Tim Peters tim.one@comcast.net
Sat Nov 2 04:36:23 2002


[Piers Haken]

Thank you for the excellent report!

> ...
> I realize that this config may well be untested/unsupported, especially
> the fact that my inbox message store is on an Exchange server, but
> hopefully this info can be of some use to someone...

There's no intention *not* to support Exchange server, but I've never been
near one and I'm not sure anyone else here is near one either.  Someone with
access to that will have to deal with it.  You're elected.

> Also, this is my first time using python, so I'm sorry if I'm missing
> something really simple here.

No, you did a great job of faking it <wink>.

> ...
> 3) messages sent from one exchange account to another (ie, never going
> over SMTP) have no headers. This may be a problem since the parser can
> never infer the sender or any other metadata about the message. It might
> be useful to have a special tag that says that the message has no
> headers, since such email is very probably ham. Alternatively, some SMTP
> headers could be faked up from the various MAPI properties.

By default, the tokenizer code ignores most header fields.  It would be good
to simulate a few, especially Subject and From.  Sticking something like
NOHEADERS in the synthesized Subject header would suffice to teach the
classifier that NOHEADERS-in-a-Subject-header is a strong ham clue, and
there's really no need to get fancier than that.

> 4) for some reason, my outlook is prefixing the headers of SMTP mail
> with the string "Microsoft Mail Internet Headers Version 2.0\r\n", and
> this is causing every SMTP message to throw an exception during parsing
> (for example, when doing a 'show clues'):
...
>   File "C:\Python22\spam\spambayes\email\Parser.py", line 107, in
> _parseheaders
>     raise Errors.HeaderParseError(
> email.Errors.HeaderParseError: Not a header, not a continuation:
> ``Microsoft Mail Internet Headers Version 2.0''

That would be an error!  The format of header lines is specified by a public
standard, and as the error msg said, that specific line is neither a valid
header line nor a valid continuation of a preceding header line.

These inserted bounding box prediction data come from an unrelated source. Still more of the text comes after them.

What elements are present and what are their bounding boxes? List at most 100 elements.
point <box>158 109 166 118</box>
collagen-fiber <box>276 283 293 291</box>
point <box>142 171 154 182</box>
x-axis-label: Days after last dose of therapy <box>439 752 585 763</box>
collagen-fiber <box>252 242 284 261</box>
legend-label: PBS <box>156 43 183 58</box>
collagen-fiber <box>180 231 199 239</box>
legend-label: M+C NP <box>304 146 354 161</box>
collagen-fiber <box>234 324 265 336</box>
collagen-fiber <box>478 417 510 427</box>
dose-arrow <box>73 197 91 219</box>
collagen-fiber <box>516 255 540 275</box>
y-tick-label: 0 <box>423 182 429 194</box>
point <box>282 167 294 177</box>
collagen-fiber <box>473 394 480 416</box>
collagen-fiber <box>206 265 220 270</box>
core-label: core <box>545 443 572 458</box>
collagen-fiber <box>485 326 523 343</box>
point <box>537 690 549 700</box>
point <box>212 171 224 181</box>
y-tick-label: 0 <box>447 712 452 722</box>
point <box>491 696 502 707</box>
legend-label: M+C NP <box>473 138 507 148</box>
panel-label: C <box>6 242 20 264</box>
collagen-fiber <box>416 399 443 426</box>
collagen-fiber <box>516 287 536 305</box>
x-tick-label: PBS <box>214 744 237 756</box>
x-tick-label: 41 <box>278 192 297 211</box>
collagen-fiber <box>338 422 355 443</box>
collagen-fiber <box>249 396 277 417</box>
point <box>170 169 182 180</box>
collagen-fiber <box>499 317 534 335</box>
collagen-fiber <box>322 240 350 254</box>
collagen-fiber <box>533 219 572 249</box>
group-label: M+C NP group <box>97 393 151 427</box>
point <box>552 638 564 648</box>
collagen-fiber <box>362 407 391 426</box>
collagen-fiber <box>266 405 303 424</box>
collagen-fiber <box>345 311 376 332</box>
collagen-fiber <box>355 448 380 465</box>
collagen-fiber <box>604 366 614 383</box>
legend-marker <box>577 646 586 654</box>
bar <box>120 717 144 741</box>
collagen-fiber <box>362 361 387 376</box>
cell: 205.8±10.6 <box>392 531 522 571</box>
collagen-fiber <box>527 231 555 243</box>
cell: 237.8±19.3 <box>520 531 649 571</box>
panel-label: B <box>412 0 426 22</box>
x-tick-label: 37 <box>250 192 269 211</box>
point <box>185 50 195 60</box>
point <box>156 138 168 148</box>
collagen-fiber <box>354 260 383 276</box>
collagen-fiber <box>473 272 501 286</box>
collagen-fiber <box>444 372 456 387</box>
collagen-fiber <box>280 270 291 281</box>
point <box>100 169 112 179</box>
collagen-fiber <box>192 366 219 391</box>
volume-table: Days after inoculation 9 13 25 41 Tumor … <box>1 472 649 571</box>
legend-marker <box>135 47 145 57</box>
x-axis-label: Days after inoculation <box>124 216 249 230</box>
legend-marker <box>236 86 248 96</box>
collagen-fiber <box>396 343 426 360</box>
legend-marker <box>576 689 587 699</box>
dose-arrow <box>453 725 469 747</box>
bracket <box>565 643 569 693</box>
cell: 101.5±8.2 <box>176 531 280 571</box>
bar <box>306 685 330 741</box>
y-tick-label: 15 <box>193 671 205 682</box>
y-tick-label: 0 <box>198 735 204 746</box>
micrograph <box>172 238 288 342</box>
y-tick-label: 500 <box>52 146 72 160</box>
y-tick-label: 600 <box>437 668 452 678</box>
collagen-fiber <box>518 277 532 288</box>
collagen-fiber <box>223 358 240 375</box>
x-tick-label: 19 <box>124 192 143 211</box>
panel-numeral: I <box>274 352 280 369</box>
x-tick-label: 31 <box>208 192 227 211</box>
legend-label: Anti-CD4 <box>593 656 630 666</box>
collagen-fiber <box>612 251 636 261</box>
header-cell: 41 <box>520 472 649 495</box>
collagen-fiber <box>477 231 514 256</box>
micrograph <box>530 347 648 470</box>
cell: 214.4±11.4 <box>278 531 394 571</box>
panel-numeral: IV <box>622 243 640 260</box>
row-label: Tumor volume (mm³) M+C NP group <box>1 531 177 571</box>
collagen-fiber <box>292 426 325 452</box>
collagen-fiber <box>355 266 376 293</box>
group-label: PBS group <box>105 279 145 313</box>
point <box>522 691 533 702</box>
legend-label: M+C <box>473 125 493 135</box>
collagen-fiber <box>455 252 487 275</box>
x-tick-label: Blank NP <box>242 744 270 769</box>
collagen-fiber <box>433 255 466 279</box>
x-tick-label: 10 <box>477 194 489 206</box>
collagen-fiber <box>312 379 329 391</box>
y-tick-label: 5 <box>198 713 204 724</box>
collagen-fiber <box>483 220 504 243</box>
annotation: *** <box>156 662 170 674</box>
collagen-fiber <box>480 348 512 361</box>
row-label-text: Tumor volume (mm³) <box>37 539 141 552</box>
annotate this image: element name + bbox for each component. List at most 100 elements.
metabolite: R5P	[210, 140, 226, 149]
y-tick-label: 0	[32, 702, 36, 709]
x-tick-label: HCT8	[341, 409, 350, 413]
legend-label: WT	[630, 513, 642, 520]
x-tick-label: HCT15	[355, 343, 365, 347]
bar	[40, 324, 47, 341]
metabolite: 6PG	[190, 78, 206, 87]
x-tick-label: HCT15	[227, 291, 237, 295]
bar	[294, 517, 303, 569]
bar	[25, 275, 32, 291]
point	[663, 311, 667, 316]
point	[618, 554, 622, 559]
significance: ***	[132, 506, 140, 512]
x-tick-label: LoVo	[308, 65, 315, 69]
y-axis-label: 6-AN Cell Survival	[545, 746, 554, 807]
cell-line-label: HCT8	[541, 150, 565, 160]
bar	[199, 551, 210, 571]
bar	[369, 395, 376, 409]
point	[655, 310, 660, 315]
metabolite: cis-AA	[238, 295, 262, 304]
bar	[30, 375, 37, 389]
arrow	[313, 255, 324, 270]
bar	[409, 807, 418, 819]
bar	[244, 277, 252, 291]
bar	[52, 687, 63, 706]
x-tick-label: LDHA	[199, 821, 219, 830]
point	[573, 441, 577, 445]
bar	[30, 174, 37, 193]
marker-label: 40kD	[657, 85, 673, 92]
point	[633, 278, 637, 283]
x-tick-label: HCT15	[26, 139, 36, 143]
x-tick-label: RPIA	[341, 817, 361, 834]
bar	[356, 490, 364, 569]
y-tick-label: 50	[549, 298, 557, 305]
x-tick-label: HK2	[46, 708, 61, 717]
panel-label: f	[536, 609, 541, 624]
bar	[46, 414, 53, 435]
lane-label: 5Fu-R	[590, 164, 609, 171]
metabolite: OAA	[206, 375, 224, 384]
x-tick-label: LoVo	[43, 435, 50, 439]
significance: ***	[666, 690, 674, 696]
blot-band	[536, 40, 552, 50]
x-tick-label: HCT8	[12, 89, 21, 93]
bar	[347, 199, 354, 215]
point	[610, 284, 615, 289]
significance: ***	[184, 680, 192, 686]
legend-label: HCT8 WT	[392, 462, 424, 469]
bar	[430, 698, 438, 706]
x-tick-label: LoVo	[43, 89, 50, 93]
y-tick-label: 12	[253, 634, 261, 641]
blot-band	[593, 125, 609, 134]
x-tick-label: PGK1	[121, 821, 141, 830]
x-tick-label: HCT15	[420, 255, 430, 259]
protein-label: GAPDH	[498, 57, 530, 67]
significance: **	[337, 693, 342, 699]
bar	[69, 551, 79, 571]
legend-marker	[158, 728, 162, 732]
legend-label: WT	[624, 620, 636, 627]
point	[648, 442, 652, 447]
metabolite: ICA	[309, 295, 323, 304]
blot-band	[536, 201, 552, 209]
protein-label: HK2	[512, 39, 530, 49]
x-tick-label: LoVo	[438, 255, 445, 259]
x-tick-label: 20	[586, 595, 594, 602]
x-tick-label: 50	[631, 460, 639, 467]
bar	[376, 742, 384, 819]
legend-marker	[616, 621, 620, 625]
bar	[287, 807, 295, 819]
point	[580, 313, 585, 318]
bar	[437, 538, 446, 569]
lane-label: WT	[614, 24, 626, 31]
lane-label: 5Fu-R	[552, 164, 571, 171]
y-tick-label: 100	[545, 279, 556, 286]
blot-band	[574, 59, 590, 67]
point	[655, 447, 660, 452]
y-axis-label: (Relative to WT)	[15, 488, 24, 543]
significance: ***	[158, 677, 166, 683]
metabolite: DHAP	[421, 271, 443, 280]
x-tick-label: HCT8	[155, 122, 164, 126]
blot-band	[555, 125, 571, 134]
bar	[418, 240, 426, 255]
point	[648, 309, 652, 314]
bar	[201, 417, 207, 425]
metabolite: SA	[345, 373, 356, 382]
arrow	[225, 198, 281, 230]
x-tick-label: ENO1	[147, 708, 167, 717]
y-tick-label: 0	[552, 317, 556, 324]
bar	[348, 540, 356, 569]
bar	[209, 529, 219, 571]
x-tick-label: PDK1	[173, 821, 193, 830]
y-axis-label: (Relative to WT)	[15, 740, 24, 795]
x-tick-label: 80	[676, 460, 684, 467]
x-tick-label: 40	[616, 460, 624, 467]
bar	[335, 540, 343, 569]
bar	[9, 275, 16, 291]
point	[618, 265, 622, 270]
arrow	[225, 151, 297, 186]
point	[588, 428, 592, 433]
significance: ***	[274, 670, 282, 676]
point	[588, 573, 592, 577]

> This string is also shown in the 'options' dialog for the message (on
> both OutlookXP and Outlook2K) so I think it's something that exchange
> server adds to the message, ugh.

Sounds very likely; I haven't seen this.

> Here's a patch that fixes this for me and at least allows me to
> train on a full set of messages:>
> Index: email/Parser.py

The email pkg is a part of standard Python, and we (speaking as a Python
developer here) won't warp it to accept non-standard headers.  If it's
necessary to worm around this in the Outlook client, it should be easy to do
so by fiddling Outlook2000\msgstore.py's _GetMessageText().  For example,
this is untested but almost certainly close to working:

    if headers.startswith("Microsoft Mail"):
        headers = "X-MS-Mail-Gibberish: " + headers

It's enough just to check for the "Microsoft Mail" prefix, as the embedded
space alone makes it an invalid header line.  Stuffing a legitimate header
tag at the front should be enough to make the email pkg's parser happy
again.